Three and a half years will pass from the 1990 fall offensive to the slaughter of April 1994. Violent disputes erupt within Rwanda’s government between those favoring compromise through the creation of a national ruling coalition (Habyarimana’s people plus the guerrillas) and members of the fanatical, despotic Akazu clan directed by Agathe and her brothers. Habyarimana himself hedges, hesitates, does not know what to do, and increasingly loses his influence over events. A radical branch of the Akazu clan seizes the upper hand, rapidly and resolutely. The clan has its ideologues: they are the intellectuals, scholars, professors of history and philosophy from the Rwandan university in Butare—Ferdinand Nahimana, Casimir Bizimungu, Leon Mugesira, and several others. It is they who formulate the ideology that will legitimize genocide as the only possible solution, the only means of ensuring Hutu survival. The theory developed by Nahimana and his colleagues holds that the Tutsis are simply a foreign race. They are Nilotic people, who arrived in Rwanda from somewhere along the Nile; conquered this land’s indigenous inhabitants, the Hutus; and started to exploit, enslave, and destroy them from within. The Tutsis seized everything that is valuable in Rwanda: land, cattle, markets, and, with time, the state itself. The Hutus were relegated to the role of a conquered people, condemned for centuries to live in poverty, hunger, and humiliation. But the Hutu nation must take back its identity and dignity, resume its place as an equal among the other nations of the world.

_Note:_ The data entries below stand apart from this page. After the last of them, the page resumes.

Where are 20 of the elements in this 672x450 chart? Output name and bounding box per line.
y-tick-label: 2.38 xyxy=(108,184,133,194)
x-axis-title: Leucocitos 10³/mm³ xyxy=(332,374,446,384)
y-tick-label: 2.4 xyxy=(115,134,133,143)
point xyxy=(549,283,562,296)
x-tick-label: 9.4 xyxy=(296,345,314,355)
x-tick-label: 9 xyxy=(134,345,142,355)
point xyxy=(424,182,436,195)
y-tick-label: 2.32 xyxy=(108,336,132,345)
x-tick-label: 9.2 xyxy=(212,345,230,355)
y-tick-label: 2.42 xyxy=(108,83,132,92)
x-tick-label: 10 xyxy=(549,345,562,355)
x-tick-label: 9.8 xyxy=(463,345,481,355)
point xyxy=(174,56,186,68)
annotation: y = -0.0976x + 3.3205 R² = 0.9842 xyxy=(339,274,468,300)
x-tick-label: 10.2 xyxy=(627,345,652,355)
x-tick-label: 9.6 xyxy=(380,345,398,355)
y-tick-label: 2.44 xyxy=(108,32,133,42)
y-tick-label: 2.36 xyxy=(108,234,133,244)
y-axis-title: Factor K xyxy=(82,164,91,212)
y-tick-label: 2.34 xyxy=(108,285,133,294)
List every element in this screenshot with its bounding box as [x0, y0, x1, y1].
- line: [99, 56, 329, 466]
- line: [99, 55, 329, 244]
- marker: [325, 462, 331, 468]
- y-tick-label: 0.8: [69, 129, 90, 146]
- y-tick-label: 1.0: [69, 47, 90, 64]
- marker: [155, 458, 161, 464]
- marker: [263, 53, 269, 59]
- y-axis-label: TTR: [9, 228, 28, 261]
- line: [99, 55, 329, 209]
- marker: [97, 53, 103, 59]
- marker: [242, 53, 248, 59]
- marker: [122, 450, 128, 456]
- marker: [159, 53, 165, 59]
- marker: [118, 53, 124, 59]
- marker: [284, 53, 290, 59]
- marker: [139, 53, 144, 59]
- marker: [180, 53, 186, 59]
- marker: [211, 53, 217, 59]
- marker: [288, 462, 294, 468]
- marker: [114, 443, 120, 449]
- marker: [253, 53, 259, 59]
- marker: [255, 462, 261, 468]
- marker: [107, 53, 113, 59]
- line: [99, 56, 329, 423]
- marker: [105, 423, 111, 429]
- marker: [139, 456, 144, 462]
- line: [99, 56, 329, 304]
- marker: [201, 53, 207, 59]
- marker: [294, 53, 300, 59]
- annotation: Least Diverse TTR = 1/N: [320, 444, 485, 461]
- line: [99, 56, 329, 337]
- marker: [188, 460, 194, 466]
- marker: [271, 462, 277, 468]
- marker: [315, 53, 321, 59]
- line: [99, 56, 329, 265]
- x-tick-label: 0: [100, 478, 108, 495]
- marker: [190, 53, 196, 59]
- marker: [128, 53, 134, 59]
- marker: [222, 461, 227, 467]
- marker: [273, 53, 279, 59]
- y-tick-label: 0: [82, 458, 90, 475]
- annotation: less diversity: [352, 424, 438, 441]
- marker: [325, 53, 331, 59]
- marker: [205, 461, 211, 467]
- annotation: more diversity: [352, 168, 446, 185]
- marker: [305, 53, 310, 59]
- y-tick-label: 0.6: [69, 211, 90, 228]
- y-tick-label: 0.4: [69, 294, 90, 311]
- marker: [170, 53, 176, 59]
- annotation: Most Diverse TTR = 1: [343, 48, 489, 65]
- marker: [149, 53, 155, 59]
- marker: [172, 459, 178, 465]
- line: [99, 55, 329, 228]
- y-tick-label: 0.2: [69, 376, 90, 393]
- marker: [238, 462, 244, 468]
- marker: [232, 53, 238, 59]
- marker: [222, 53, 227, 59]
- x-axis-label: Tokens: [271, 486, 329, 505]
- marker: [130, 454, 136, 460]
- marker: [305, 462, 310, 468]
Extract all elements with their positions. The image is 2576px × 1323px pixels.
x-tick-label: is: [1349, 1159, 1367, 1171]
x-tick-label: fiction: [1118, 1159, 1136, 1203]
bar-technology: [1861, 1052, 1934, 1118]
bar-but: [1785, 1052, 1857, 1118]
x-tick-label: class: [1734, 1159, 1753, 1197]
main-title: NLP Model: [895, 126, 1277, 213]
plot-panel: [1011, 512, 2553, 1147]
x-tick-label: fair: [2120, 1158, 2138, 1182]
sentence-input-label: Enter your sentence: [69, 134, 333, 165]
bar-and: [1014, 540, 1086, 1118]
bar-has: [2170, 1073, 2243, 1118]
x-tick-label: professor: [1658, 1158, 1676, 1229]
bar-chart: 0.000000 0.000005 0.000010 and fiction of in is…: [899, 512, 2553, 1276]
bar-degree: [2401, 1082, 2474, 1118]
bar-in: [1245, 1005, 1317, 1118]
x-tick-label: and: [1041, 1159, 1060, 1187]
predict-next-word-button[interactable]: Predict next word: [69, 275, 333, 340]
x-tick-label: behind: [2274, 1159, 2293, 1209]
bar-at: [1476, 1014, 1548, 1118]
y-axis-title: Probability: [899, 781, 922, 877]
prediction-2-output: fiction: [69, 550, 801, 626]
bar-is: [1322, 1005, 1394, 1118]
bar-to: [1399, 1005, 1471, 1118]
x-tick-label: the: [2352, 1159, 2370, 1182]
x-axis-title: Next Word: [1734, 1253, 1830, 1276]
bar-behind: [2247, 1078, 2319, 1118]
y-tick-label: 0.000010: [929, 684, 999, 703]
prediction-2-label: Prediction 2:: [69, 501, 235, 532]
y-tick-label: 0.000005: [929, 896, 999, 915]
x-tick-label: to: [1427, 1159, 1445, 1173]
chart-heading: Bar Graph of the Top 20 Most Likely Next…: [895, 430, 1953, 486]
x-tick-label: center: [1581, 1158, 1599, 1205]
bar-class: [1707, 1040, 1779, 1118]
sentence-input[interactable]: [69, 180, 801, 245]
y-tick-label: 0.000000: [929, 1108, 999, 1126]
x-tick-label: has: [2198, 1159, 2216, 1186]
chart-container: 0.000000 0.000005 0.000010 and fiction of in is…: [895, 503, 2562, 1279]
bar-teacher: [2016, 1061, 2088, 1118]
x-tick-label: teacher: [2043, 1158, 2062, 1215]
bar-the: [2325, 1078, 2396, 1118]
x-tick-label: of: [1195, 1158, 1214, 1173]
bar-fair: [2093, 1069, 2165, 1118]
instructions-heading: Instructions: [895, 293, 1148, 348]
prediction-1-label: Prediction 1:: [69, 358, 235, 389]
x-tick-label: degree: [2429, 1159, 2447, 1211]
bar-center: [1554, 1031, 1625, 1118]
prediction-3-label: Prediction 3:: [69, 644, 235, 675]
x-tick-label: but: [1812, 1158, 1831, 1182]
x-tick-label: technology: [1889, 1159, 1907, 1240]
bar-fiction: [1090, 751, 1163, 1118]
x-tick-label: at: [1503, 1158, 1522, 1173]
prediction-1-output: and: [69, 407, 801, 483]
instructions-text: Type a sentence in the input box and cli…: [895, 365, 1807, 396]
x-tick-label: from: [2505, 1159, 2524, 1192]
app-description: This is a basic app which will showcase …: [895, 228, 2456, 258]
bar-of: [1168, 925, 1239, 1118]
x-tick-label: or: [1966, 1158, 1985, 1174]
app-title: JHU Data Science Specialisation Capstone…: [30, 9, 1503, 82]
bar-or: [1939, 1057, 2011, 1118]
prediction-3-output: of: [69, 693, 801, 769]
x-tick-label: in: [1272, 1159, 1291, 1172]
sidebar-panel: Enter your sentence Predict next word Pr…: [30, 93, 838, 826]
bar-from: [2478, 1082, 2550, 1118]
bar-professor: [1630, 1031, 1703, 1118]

But what—Nahimana reflects, in dozens of speeches, articles, and brochures—does history teach us? Its experiences are tragic, and fill us with dispiriting pessimism. The entire history of Hutu-Tutsi relations is a dark passage of unceasing pogroms and massacres, of mutual extermination, forced migrations, furious hatred. There is not room enough in tiny Rwanda for two nations so foreign and mortally at odds with each other. Moreover, Rwanda’s population is growing at a dizzying rate. By mid-century, the country had two million inhabitants; now, fifty years later, close to nine million live here. So what is the way out of this cursed circle, what escape is there from this cruel fate, for which the Hutus themselves, as Mugesira admits self-critically, are responsible: “In 1959 we committed a fatal error, allowing the Tutsis to escape. We should have acted then: erased them from the surface of the earth.” The professor believes that now is the last opportunity to correct this mistake. The Tutsis must return to their real native land, somewhere along the Nile. “Let us send them back there,” he exhorts, “alive or dead.” That is what the scholars from Butare envision as the only answer, the final solution: someone must die, must permanently cease to exist.